Furthermore, Nekromantik should be commended for its progression into a fascinating character study in its second half.

The clearly amateurish Lorenz possesses the freaky ability to make you FEEL Rob’s downward spiral, revealing a spineless sad-sap totally desensitized from the horrors that slowly constrict him, only feeling sparks of orgasmic existence when he is smearing cat innards over his mouth or having sex with a dead body.

And this extends into how Nekromantik evaluates the state of horror at the time of its release and its relationship to the real-world atrocities that had become commonplace.

Creeping out into a market dominated by masked-slasher mania and a growing focus on packing as much on-screen carnage as possible into 90-minutes, it suggests that the genre was forced into resorting to harsher extremes to compete with the madmen that stalked the evening news, specifically the uptick in serial killers.

What is even more disturbing is the way Buttgereit illuminates mankind’s increased indifference to violence, whether it be of the real or cinematic variety.

By the time Nekromantik made its way to the screen, the world had borne witness to the Manson Family (Manson’s wild-eyed portrait adorns the wall beside Rob and Betty’s bed), David Berkowitz, John Wayne Gacy, Ed Kemper, Lawrence Bittaker, Roy Norris, and Ted Bundy — a collection of colorful creeps who inflicted atrocities so heinous, they overshadowed anything that cinema could throw at the audience.

Was anyone the same after they first saw Manson, the ringleader of the serial killer circus, first grinning at reporters with an “X” carved into his head?

THAT signaled the birth of a new kind of monster.

Was anyone the same when news reports revealed Berkowitz’s eyes gleaming for flashing cameras as he was given a victory lap of sorts by New York police? Was anyone the same after they glimpsed footage of body after body being carted out of the slime festering underneath Gacy’s suburban home?

THAT was a special breed of evil.

Altogether, they collectively unveiled an evil that walks among us. An evil that outdid any masked slasher stabbing their way through shrieking teenagers on a movie screen. It was an evil that proudly declared it was moving amongst us in the open. Right next door to YOU. In that van inching down the street. In that timid loner getting booted from his 9-to-5 job at the street cleaner.

They silently desensitized how we processed the results of their savagery, to the point where many began to shrug their shoulders and whisper, “Oh, that’s so awful. How could anyone be capable of such a thing?” over mouthfuls of their lukewarm TV dinner.

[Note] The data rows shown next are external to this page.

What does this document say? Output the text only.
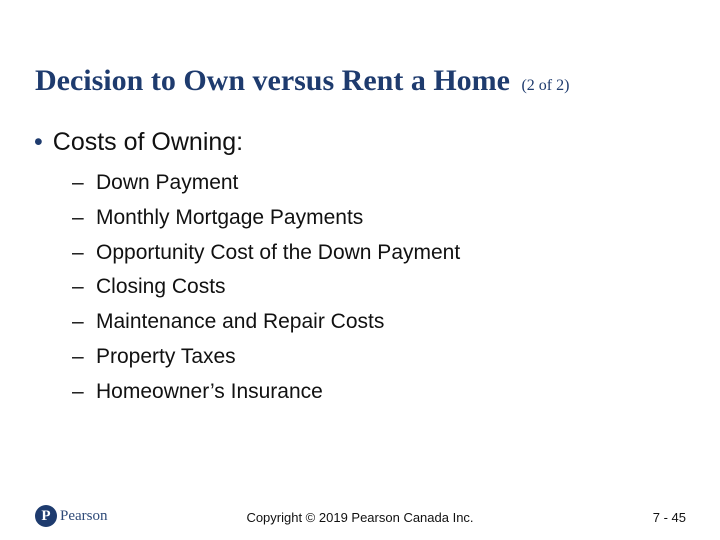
Decision to Own versus Rent a Home (2 of 2)
• Costs of Owning:
– Down Payment
– Monthly Mortgage Payments
– Opportunity Cost of the Down Payment
– Closing Costs
– Maintenance and Repair Costs
– Property Taxes
– Homeowner’s Insurance
P Pearson	Copyright © 2019 Pearson Canada Inc.	7 - 45
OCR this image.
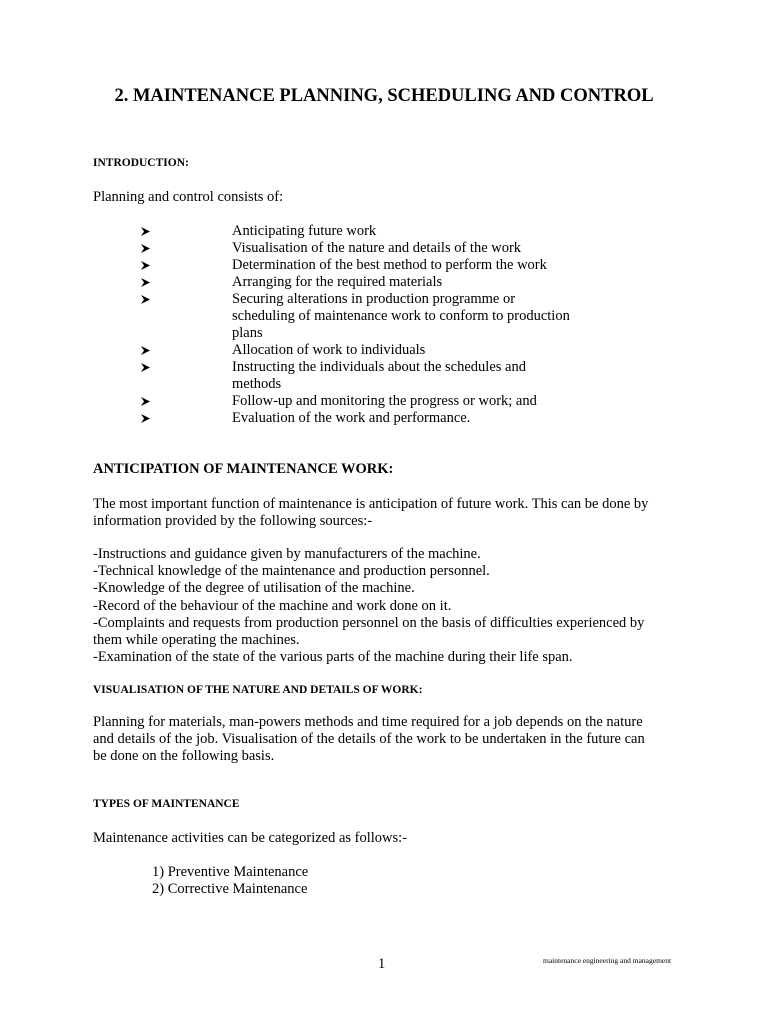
2. MAINTENANCE PLANNING, SCHEDULING AND CONTROL
INTRODUCTION:
Planning and control consists of:
Anticipating future work
Visualisation of the nature and details of the work
Determination of the best method to perform the work
Arranging for the required materials
Securing alterations in production programme or
scheduling of maintenance work to conform to production
plans
Allocation of work to individuals
Instructing the individuals about the schedules and
methods
Follow-up and monitoring the progress or work; and
Evaluation of the work and performance.
ANTICIPATION OF MAINTENANCE WORK:
The most important function of maintenance is anticipation of future work. This can be done by
information provided by the following sources:-
-Instructions and guidance given by manufacturers of the machine.
-Technical knowledge of the maintenance and production personnel.
-Knowledge of the degree of utilisation of the machine.
-Record of the behaviour of the machine and work done on it.
-Complaints and requests from production personnel on the basis of difficulties experienced by
them while operating the machines.
-Examination of the state of the various parts of the machine during their life span.
VISUALISATION OF THE NATURE AND DETAILS OF WORK:
Planning for materials, man-powers methods and time required for a job depends on the nature
and details of the job. Visualisation of the details of the work to be undertaken in the future can
be done on the following basis.
TYPES OF MAINTENANCE
Maintenance activities can be categorized as follows:-
1) Preventive Maintenance
2) Corrective Maintenance
1	maintenance engineering and management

This cataclysmic shift in desensitization often turns up throughout Nekromantik.

Nekromantik

But it is cleverly reflected in the sequence where Rob wanders into a packed showing of a trashy slasher flick, where the audience smiles and fidgets with irrelevance, culminating with Rob shuffling out in a boozy state of eclipsing ennui on a quest to feel something.

And that something ain’t in the rivers of blood flowing from the switchblade jutting across the screen in front of him.

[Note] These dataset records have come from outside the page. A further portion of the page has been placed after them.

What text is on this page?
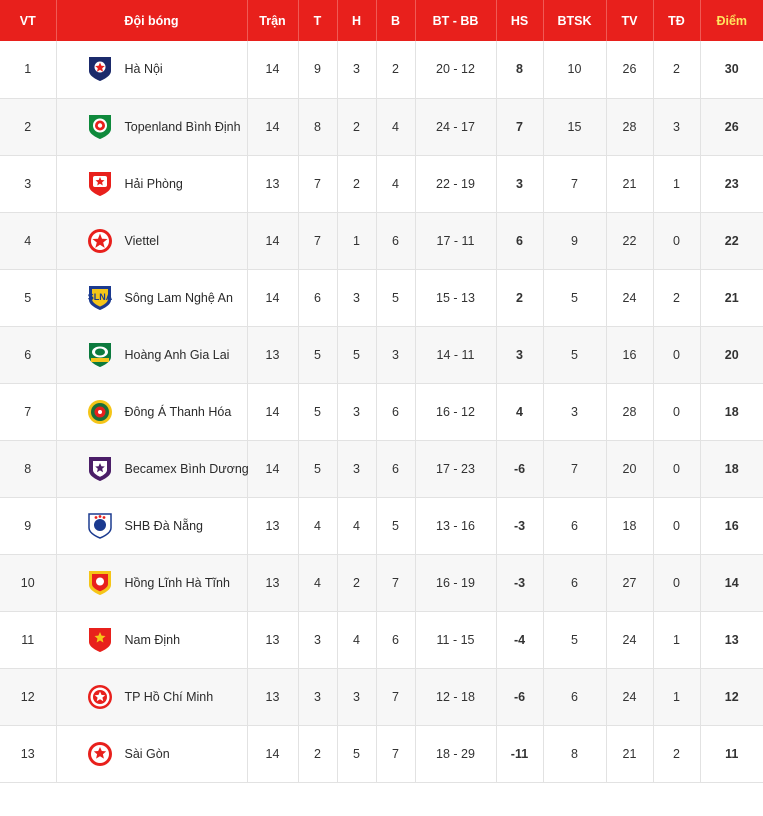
VT	Đội bóng	Trận	T	H	B	BT - BB	HS	BTSK	TV	TĐ	Điểm
1	Hà Nội	14	9	3	2	20 - 12	8	10	26	2	30
2	Topenland Bình Định	14	8	2	4	24 - 17	7	15	28	3	26
3	Hải Phòng	13	7	2	4	22 - 19	3	7	21	1	23
4	Viettel	14	7	1	6	17 - 11	6	9	22	0	22
5	SLNA Sông Lam Nghệ An	14	6	3	5	15 - 13	2	5	24	2	21
6	Hoàng Anh Gia Lai	13	5	5	3	14 - 11	3	5	16	0	20
7	Đông Á Thanh Hóa	14	5	3	6	16 - 12	4	3	28	0	18
8	Becamex Bình Dương	14	5	3	6	17 - 23	-6	7	20	0	18
9	SHB Đà Nẵng	13	4	4	5	13 - 16	-3	6	18	0	16
10	Hồng Lĩnh Hà Tĩnh	13	4	2	7	16 - 19	-3	6	27	0	14
11	Nam Định	13	3	4	6	11 - 15	-4	5	24	1	13
12	TP Hồ Chí Minh	13	3	3	7	12 - 18	-6	6	24	1	12
13	Sài Gòn	14	2	5	7	18 - 29	-11	8	21	2	11
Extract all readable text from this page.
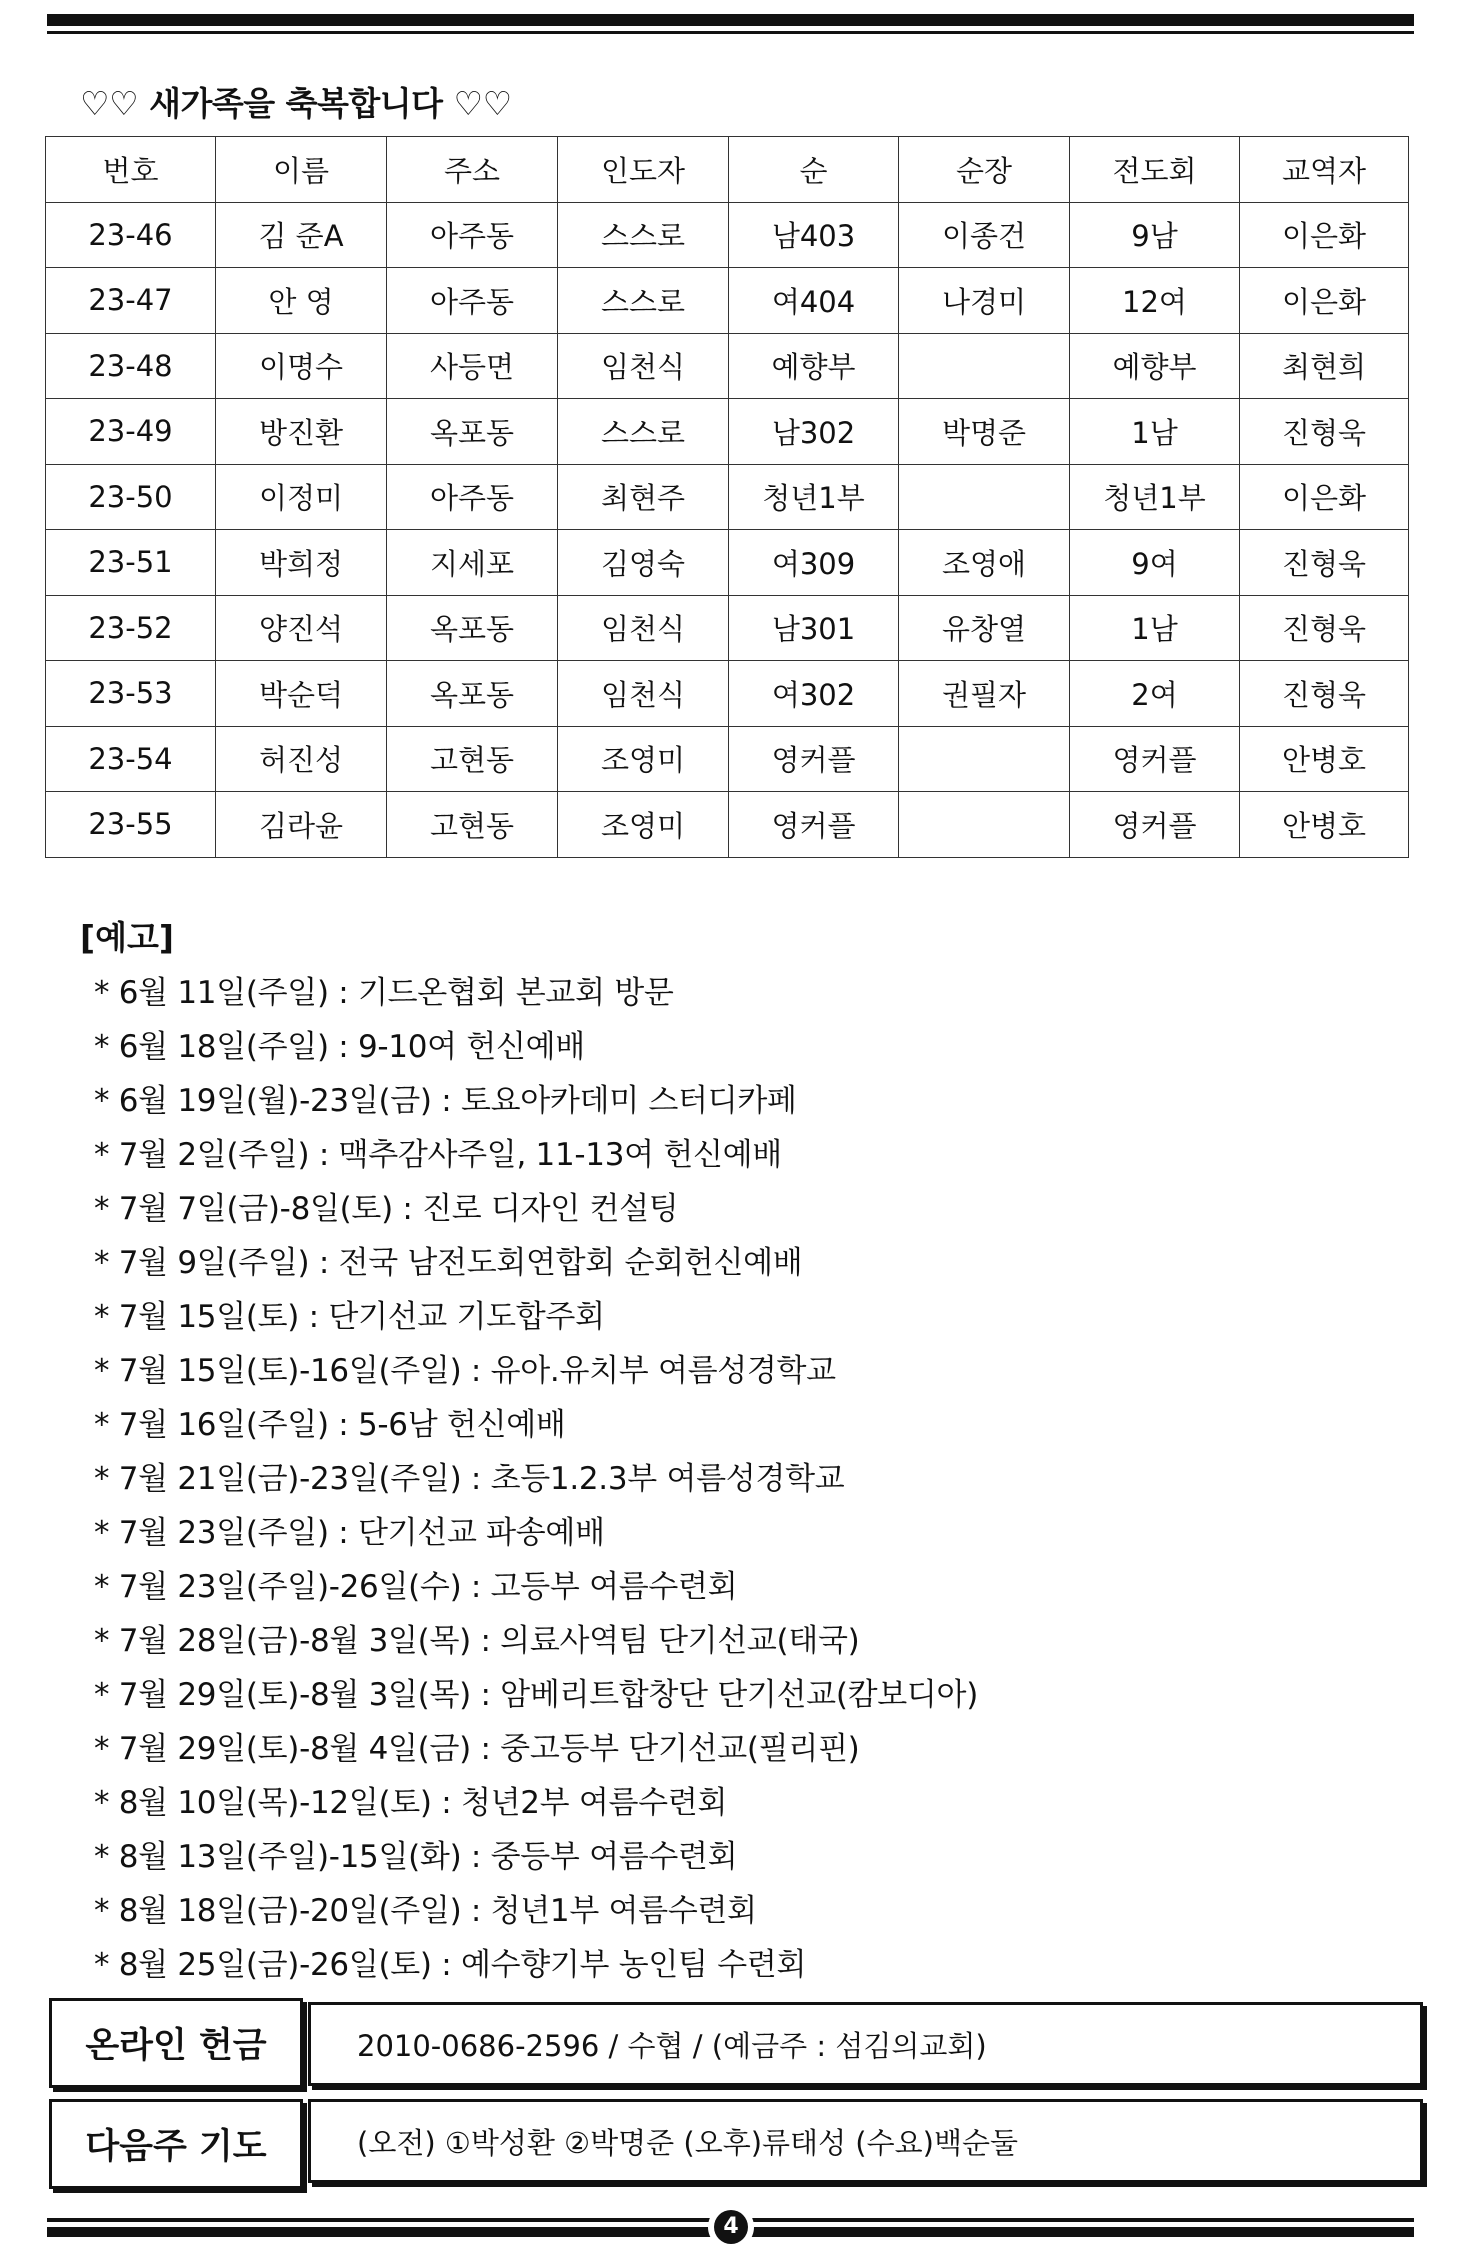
♡♡ 새가족을 축복합니다 ♡♡
번호	이름	주소	인도자	순	순장	전도회	교역자
23-46	김 준A	아주동	스스로	남403	이종건	9남	이은화
23-47	안 영	아주동	스스로	여404	나경미	12여	이은화
23-48	이명수	사등면	임천식	예향부		예향부	최현희
23-49	방진환	옥포동	스스로	남302	박명준	1남	진형욱
23-50	이정미	아주동	최현주	청년1부		청년1부	이은화
23-51	박희정	지세포	김영숙	여309	조영애	9여	진형욱
23-52	양진석	옥포동	임천식	남301	유창열	1남	진형욱
23-53	박순덕	옥포동	임천식	여302	권필자	2여	진형욱
23-54	허진성	고현동	조영미	영커플		영커플	안병호
23-55	김라윤	고현동	조영미	영커플		영커플	안병호
[예고]
* 6월 11일(주일) : 기드온협회 본교회 방문
* 6월 18일(주일) : 9-10여 헌신예배
* 6월 19일(월)-23일(금) : 토요아카데미 스터디카페
* 7월 2일(주일) : 맥추감사주일, 11-13여 헌신예배
* 7월 7일(금)-8일(토) : 진로 디자인 컨설팅
* 7월 9일(주일) : 전국 남전도회연합회 순회헌신예배
* 7월 15일(토) : 단기선교 기도합주회
* 7월 15일(토)-16일(주일) : 유아.유치부 여름성경학교
* 7월 16일(주일) : 5-6남 헌신예배
* 7월 21일(금)-23일(주일) : 초등1.2.3부 여름성경학교
* 7월 23일(주일) : 단기선교 파송예배
* 7월 23일(주일)-26일(수) : 고등부 여름수련회
* 7월 28일(금)-8월 3일(목) : 의료사역팀 단기선교(태국)
* 7월 29일(토)-8월 3일(목) : 암베리트합창단 단기선교(캄보디아)
* 7월 29일(토)-8월 4일(금) : 중고등부 단기선교(필리핀)
* 8월 10일(목)-12일(토) : 청년2부 여름수련회
* 8월 13일(주일)-15일(화) : 중등부 여름수련회
* 8월 18일(금)-20일(주일) : 청년1부 여름수련회
* 8월 25일(금)-26일(토) : 예수향기부 농인팀 수련회
온라인 헌금	2010-0686-2596 / 수협 / (예금주 : 섬김의교회)
다음주 기도	(오전) ①박성환 ②박명준 (오후)류태성 (수요)백순둘
4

With Buttgeriet’s suggestion that the most terrifying things could actually be happening in the apartment across the hall (an idea that would become all-too-real for those who resided in the same building as Jeffrey Dahmer), Nekromantik ends up a sullen critique about the decay occurring around us, and it hits you like a sledgehammer to the gut.

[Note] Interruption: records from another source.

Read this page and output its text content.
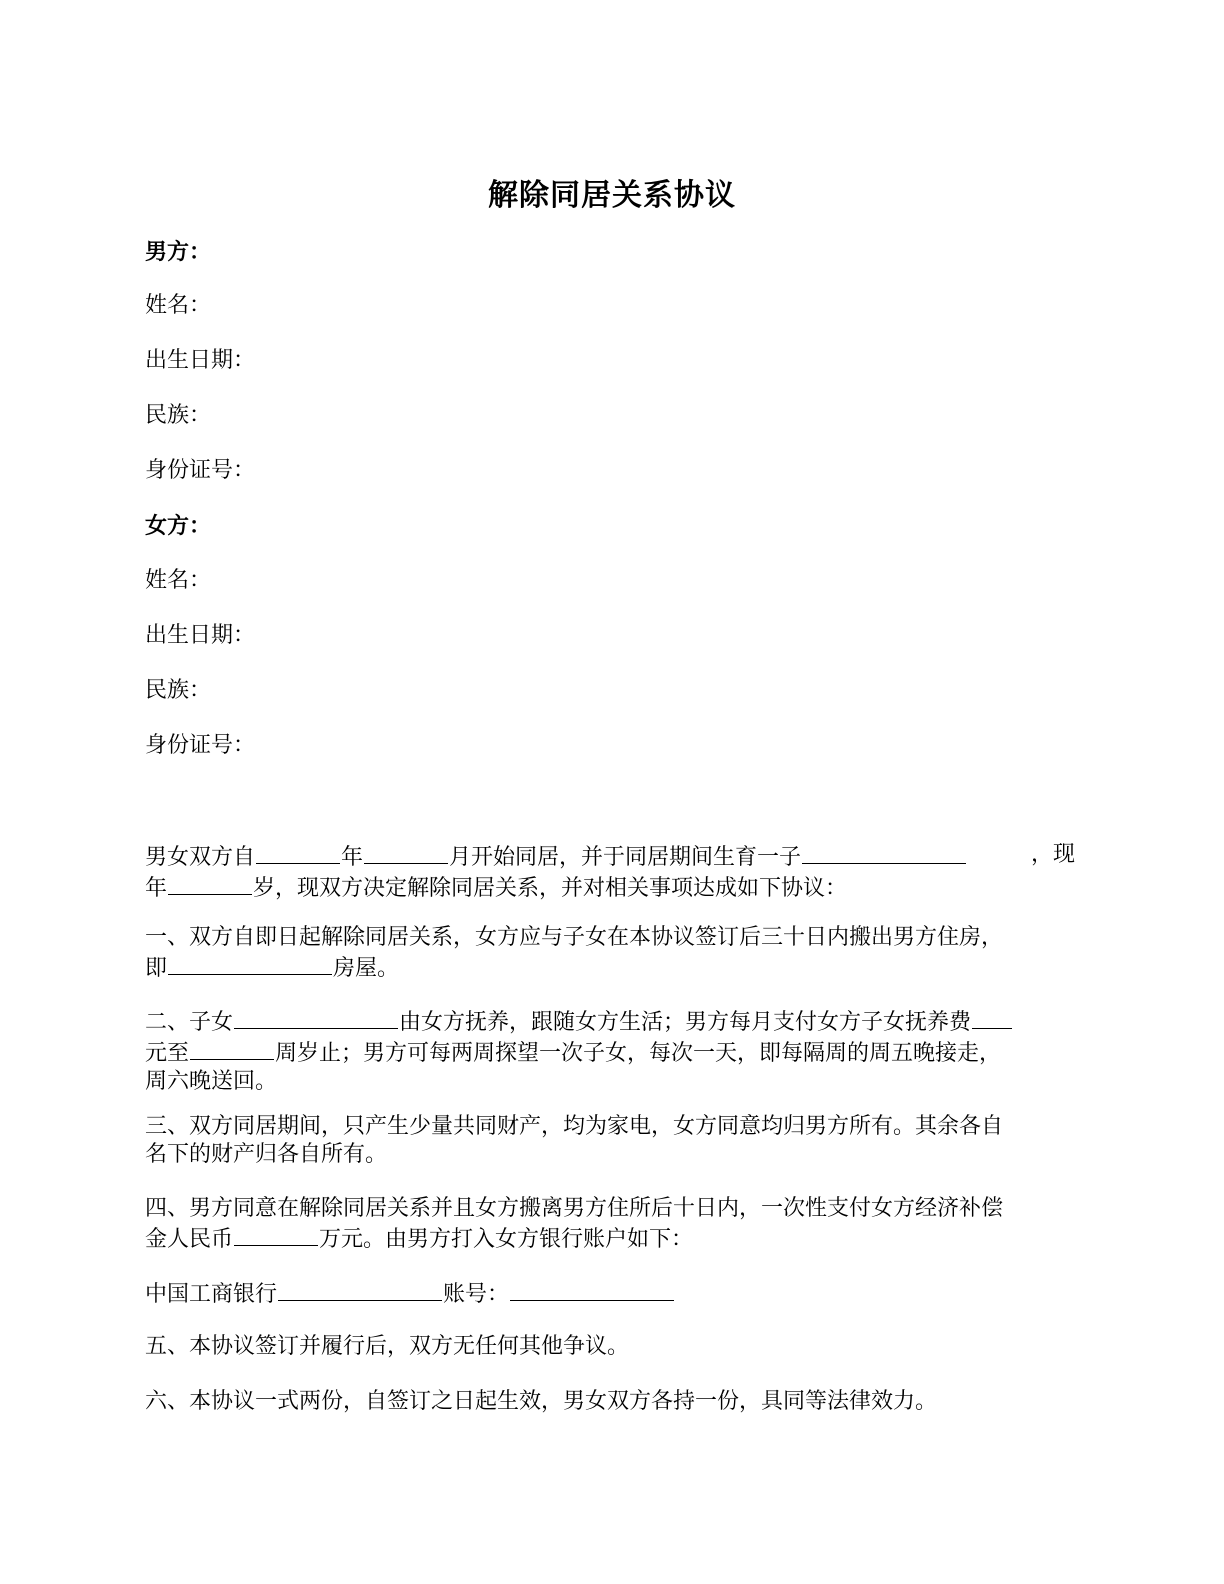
解除同居关系协议

男方：

姓名：

出生日期：

民族：

身份证号：

女方：

姓名：

出生日期：

民族：

身份证号：

男女双方自	年	月开始同居，并于同居期间生育一子	，现
年	岁，现双方决定解除同居关系，并对相关事项达成如下协议：
一、双方自即日起解除同居关系，女方应与子女在本协议签订后三十日内搬出男方住房，
即	房屋。
二、子女	由女方抚养，跟随女方生活；男方每月支付女方子女抚养费
元至	周岁止；男方可每两周探望一次子女，每次一天，即每隔周的周五晚接走，
周六晚送回。
三、双方同居期间，只产生少量共同财产，均为家电，女方同意均归男方所有。其余各自
名下的财产归各自所有。
四、男方同意在解除同居关系并且女方搬离男方住所后十日内，一次性支付女方经济补偿
金人民币	万元。由男方打入女方银行账户如下：

中国工商银行	账号：

五、本协议签订并履行后，双方无任何其他争议。

六、本协议一式两份，自签订之日起生效，男女双方各持一份，具同等法律效力。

What is even more incredible about Nekromantik is the interpretations that many other critics have managed to wring out of this goopy glob of exploitation excess.

I encourage you to dig deep into some of them because it adds layers of insight into a nasty little picture that packs a mighty punch.

In the end, I personally feel as though the punky Nekromantik is ultimately a grand experiment, one that takes taboo subject matter and uses it as a test – a test to see if those who seek it out will emerge with the revelation that there is darkness lurking out there that is capable of sinking its teeth into what fragility you may have left.